Every spring, migratory birds like the Black-throated Blue Warbler journey from tropical Caribbean or South American refuges to North American forests. But which forest patch will they call home this year? And, how can researchers predict where they choose to nest?
Ecologists studying biodiversity and conservationists preserving habitats have asked these questions for more than 50 years, but with limited and imprecise means to answer them. Now a team of NASA-funded researchers has completed an experiment to remotely sense and predict where certain birds are most likely to live and breed.
In the late 1950s, Princeton University ecologist Robert MacArthur proposed that bird species choose their habitat according to the structure of a forest — that is, the tree canopy height, branching structure, leaf spread and abundance, and the presence of low-lying shrubs.
To determine the habitat where particular species bred, ornithologists trekked deep into forests and used everything from binoculars to suspended vines to observe leaves and twigs and extrapolate the make-up of forest areas. They could spend thousands of painstaking hours analyzing plots as small as 100 square feet. As recently as May 2010, an Oregon State University doctoral student dislocated her shoulder while using a rudimentary pole to demonstrate how scientists once measured tree branches from the ground — and to show how and why the science of studying birds has changed.
“Most of the time, the data weren’t very good, and didn’t cover broad areas of land,” said landscape ecologist Matt Betts, an assistant professor at Oregon State University in Corvallis.
A research team led by Scott Goetz of the Woods Hole Research Center in Falmouth, Mass., has helped bring habitat sensing into the 21st century. The researchers combined satellite data, a ground-based bird census, light detection and ranging (lidar), and a new modeling technique to correctly predict the presence of songbirds in a forest. Their results were published this week in the journal Ecology.
“The study of bird habitats has entered a new era,” said Goetz. “Until recently, predicting bird habitat was limited. We’ve known for many years that the composition of trees and shrubs determines habitat quality, which in turn influences a species’ presence and population density. But this study uses remote sensing to accurately predict which habitats birds prefer to use year after year, over many square miles of complex terrain.”

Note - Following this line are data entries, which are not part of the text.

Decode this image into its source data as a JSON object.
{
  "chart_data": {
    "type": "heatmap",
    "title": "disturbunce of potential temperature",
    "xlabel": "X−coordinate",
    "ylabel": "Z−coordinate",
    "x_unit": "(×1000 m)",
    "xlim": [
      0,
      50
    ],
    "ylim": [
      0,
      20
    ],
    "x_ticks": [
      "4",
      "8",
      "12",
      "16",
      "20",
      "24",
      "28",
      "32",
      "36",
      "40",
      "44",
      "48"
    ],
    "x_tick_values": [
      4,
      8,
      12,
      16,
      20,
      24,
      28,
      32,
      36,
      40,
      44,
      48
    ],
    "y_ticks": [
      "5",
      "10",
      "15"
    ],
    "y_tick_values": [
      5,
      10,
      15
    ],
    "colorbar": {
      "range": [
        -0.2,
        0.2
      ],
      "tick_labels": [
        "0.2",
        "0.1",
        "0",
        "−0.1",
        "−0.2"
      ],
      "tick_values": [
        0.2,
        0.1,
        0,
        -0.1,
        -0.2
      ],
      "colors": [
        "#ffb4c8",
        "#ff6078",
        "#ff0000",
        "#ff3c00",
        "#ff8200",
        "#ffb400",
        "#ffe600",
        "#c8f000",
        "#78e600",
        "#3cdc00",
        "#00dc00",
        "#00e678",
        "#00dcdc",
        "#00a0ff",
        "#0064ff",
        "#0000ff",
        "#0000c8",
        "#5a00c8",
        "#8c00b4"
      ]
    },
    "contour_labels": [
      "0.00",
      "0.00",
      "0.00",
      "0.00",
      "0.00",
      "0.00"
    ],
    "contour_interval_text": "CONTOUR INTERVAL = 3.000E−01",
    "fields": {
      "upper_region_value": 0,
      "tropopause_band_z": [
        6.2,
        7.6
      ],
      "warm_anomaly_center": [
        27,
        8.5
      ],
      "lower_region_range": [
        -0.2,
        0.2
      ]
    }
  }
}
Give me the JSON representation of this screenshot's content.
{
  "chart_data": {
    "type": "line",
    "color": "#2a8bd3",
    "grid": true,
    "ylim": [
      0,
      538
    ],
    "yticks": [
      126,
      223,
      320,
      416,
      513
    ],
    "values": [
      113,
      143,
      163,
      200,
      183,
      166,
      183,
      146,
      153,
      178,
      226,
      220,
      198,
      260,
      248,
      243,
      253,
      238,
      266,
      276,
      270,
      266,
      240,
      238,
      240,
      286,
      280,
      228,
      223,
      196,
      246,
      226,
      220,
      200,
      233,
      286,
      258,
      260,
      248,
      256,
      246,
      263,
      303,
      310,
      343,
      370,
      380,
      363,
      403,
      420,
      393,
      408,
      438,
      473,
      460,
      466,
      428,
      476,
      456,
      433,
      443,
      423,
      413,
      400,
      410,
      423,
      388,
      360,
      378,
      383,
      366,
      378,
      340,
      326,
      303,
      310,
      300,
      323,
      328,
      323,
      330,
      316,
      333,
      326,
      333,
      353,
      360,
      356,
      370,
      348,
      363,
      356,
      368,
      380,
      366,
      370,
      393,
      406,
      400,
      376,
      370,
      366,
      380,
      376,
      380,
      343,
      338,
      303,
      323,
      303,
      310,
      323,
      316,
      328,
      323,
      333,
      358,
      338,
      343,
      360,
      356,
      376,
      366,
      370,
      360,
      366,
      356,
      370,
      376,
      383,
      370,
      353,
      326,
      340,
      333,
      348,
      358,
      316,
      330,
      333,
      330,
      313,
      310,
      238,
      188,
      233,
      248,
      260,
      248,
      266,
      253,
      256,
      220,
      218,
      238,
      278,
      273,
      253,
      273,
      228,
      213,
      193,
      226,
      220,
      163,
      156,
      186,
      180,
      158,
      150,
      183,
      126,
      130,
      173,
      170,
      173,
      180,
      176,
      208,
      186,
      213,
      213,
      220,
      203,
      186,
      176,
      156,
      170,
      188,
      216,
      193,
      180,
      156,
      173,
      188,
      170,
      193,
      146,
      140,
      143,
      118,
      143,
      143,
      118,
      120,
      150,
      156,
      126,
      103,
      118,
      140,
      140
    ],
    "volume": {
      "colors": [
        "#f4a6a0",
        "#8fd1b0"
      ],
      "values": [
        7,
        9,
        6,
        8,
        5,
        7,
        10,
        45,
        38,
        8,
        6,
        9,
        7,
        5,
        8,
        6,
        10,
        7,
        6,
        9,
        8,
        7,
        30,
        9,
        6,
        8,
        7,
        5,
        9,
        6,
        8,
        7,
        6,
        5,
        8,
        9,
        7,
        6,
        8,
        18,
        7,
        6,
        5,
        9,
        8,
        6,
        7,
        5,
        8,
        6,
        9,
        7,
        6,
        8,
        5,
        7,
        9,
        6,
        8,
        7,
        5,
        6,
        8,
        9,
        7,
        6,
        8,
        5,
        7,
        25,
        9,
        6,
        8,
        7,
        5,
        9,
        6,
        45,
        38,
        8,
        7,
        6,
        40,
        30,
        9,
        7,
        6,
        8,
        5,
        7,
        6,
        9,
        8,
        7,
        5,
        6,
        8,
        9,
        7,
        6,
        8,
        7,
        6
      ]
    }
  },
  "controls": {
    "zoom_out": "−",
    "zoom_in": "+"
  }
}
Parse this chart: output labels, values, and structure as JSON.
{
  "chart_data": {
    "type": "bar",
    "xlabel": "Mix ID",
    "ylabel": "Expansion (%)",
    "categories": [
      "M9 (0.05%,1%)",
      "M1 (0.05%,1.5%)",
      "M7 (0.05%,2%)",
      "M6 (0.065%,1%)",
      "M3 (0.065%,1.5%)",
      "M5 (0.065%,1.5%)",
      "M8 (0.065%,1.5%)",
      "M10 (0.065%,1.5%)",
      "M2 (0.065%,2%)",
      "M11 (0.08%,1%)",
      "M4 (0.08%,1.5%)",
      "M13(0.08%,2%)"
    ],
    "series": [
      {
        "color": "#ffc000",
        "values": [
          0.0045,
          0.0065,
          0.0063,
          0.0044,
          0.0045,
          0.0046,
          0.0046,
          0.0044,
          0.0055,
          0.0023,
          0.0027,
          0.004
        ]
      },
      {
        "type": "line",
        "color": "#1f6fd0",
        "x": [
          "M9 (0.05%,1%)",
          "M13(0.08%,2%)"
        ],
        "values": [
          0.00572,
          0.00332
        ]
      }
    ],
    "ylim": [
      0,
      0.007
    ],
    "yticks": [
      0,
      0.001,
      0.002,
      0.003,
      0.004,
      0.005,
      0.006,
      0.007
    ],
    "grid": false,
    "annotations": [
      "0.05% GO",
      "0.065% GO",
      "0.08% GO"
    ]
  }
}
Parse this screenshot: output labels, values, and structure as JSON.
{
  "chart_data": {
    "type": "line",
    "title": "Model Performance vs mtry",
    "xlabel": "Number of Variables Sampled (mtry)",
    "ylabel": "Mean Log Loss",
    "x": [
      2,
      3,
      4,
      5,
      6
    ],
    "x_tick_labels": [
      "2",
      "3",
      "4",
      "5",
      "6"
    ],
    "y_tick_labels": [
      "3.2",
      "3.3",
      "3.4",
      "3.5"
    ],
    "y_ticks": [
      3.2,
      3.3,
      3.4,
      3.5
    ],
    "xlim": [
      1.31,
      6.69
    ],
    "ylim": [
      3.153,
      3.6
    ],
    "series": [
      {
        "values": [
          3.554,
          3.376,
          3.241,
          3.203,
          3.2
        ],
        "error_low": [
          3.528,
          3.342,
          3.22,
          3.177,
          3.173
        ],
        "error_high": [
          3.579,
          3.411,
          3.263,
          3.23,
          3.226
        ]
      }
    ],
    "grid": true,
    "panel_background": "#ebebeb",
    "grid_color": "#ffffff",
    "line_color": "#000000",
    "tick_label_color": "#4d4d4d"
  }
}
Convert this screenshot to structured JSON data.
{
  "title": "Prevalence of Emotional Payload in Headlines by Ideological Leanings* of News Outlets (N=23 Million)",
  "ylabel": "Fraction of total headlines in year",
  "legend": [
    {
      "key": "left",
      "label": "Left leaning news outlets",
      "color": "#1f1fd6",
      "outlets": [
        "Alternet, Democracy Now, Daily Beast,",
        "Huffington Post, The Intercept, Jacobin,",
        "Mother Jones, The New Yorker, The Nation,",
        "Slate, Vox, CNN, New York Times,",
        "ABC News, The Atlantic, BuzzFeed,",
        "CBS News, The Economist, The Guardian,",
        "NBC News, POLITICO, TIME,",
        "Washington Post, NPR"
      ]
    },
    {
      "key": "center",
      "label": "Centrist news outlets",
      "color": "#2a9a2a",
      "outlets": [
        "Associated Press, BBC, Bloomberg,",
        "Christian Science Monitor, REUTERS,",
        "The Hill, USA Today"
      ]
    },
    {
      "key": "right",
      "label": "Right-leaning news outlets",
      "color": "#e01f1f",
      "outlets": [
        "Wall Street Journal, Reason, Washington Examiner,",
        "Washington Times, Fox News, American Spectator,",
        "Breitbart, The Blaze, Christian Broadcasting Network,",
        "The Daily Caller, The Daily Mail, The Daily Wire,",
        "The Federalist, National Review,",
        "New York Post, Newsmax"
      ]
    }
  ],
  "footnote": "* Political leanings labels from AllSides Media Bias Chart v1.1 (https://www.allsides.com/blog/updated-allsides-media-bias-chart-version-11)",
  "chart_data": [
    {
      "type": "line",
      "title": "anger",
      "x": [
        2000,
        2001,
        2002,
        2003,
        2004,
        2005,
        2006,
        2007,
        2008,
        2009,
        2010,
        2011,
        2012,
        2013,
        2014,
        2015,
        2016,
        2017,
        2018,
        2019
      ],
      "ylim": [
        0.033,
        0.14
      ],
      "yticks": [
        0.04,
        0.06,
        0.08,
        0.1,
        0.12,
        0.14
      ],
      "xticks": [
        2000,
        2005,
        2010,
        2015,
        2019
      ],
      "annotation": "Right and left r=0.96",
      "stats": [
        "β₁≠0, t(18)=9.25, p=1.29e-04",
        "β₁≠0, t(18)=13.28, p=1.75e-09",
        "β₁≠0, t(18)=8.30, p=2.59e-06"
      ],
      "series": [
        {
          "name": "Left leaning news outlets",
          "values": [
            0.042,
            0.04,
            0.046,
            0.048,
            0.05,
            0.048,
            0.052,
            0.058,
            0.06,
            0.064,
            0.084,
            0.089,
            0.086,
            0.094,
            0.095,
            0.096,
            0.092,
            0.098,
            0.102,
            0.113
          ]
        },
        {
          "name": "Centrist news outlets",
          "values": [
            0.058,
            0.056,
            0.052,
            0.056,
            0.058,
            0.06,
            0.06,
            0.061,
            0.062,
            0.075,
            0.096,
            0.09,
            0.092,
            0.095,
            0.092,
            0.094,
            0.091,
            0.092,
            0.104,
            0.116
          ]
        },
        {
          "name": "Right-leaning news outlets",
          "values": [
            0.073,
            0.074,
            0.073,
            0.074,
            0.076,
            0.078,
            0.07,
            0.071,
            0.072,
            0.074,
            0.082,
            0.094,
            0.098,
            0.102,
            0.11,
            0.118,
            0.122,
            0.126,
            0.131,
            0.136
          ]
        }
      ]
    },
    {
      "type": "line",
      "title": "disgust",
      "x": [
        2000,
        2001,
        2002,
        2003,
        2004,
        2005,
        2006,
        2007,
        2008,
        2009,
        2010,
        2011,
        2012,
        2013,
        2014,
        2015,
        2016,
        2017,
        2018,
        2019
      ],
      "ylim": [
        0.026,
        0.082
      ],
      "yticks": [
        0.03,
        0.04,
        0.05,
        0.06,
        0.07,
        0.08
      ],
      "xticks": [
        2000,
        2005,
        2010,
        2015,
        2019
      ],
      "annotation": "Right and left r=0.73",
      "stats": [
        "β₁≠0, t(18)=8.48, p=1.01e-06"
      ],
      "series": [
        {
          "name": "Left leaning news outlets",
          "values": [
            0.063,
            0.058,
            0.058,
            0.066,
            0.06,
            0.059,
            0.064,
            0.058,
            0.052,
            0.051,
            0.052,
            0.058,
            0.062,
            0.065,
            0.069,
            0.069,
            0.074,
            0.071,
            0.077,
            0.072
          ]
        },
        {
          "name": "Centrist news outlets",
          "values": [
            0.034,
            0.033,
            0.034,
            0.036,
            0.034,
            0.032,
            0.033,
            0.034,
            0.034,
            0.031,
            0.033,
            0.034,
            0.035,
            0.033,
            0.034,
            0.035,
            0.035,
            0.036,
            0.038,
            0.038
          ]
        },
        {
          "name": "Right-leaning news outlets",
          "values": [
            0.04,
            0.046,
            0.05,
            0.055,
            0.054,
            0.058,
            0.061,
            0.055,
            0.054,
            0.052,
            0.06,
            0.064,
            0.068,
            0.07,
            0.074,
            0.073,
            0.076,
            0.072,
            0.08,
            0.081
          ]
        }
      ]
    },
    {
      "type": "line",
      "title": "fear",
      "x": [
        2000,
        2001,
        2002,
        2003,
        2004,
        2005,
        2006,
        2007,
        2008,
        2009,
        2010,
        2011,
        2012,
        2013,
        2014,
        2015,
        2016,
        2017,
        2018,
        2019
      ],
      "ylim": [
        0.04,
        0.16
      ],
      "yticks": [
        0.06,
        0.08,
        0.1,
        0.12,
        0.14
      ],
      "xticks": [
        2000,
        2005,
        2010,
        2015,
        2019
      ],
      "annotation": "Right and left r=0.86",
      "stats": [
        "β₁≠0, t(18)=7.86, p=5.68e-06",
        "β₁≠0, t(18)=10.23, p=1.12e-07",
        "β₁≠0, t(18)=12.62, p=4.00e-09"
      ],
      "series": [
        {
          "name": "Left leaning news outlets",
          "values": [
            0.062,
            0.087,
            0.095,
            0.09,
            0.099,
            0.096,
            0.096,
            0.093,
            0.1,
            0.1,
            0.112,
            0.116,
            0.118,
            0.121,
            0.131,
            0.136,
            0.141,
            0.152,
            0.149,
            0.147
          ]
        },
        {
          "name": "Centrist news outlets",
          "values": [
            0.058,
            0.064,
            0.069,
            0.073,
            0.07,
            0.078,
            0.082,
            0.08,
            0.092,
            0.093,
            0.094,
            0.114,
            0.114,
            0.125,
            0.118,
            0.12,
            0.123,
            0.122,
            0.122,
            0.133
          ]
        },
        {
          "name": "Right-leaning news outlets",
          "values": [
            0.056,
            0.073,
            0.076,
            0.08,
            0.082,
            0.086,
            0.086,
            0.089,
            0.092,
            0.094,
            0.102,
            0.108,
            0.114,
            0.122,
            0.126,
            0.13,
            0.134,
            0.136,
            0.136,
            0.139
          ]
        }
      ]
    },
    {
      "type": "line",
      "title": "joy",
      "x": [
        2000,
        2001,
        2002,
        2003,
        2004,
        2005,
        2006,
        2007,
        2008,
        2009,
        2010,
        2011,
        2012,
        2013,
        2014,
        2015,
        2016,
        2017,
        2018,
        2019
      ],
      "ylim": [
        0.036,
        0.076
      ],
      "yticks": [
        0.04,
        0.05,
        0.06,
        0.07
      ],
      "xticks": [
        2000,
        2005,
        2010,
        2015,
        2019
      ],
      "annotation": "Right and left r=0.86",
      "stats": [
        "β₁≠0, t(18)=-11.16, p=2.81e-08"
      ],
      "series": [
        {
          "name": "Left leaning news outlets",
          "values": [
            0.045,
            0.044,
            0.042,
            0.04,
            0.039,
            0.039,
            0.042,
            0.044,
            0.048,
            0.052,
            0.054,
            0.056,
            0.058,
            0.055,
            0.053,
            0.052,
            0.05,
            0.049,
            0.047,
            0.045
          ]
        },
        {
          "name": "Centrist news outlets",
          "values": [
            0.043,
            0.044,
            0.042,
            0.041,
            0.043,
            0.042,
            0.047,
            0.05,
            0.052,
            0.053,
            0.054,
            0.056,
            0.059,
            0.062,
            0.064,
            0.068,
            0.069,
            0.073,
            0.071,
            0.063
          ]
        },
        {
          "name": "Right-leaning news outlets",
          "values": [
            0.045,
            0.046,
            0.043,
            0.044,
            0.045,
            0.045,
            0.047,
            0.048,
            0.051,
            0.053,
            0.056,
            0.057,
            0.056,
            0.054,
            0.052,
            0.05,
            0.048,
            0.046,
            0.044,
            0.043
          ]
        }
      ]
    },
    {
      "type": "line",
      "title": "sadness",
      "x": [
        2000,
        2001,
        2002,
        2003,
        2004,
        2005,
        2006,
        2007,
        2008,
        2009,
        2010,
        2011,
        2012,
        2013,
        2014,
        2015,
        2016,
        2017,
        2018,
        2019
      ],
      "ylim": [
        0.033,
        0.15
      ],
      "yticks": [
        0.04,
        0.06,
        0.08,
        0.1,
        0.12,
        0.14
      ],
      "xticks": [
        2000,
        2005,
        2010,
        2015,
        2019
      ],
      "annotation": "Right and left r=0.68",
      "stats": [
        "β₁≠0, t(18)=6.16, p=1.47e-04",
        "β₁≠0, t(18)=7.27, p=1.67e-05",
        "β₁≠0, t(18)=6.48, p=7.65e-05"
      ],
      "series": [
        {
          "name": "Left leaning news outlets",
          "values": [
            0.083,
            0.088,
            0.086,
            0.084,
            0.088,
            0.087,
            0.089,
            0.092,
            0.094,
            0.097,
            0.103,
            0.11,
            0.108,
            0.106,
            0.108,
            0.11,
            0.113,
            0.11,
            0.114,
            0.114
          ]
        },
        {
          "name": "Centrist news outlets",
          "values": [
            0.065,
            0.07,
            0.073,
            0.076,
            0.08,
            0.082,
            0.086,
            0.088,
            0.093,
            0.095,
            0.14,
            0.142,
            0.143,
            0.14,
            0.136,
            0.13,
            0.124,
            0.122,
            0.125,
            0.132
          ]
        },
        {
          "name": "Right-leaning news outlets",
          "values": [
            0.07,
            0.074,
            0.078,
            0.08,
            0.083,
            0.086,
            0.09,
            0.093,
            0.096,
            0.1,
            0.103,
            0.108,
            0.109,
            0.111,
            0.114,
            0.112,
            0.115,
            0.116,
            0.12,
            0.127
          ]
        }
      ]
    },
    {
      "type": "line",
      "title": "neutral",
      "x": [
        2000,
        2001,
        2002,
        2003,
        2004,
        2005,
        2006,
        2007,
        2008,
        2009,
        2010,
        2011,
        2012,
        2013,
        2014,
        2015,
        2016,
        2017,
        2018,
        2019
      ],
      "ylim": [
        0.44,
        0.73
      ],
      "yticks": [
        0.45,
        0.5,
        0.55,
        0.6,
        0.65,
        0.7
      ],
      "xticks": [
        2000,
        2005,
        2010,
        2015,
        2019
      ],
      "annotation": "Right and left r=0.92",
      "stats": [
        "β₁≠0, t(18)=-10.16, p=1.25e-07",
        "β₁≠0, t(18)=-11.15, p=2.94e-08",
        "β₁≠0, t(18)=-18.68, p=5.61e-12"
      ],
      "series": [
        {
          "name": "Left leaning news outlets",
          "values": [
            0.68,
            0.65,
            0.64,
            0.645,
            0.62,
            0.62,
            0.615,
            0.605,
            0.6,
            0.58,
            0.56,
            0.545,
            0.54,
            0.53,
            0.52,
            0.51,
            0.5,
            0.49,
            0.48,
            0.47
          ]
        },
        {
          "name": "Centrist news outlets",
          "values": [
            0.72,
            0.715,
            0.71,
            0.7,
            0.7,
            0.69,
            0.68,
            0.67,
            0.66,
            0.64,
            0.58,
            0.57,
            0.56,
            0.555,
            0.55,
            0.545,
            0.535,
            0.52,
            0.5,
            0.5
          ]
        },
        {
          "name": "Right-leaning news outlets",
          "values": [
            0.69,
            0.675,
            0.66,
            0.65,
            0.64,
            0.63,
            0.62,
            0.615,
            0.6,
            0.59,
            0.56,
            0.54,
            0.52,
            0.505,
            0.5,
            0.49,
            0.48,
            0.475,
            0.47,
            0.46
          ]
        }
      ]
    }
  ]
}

According to Goetz, NASA’s Laser Vegetation Imaging Sensor (LVIS, pronounced Elvis), was key to the team’s success. The instrument sends pulses of laser light down from an airplane toward the forest canopy and records the points at which signals bounce back from leaves, branches, and land surfaces. Goetz and colleagues analyzed the data to confirm things like canopy height — the difference between the top of a tree and the ground — and the top-to-bottom density of tree canopies.
“We’re doing the same thing our predecessors did, but in much more detail and over a much broader area,” said Betts. “We have new metrics now that just weren’t possible before.”
When combined with data from the NASA-built Landsat satellite — which can indicate seasonal changes in the amount of vegetation — the LVIS data indicated not only the height of the trees but whether they have mostly high branches or lots of canopy layers beneath tree tops.
For the study published this month, the team made field observations of the Black-throated Blue Warbler, a small songbird that prefers lower-lying vegetation. Using four years of LVIS data, the researchers ranked various forest habitats as good, fair, or poor based on canopy structure. Their “good” rankings for the warbler matched actual ground data — showing the actual presence of the species in each habitat — 90 percent of the time.
“For predicting species across broad landscapes over time, this lidar technology is incredibly valuable,” said Betts, a co-author of Goetz’s study. “We can now conduct higher-quality estimates of the relative importance of climate versus habitat structure in affecting animal populations.”. And this technique should transfer to predictions of other animals whose habitats are associated with canopy structure, like flying squirrels or martens. If we can track downed logs on the forest floor, we could even model habitats for salamanders.”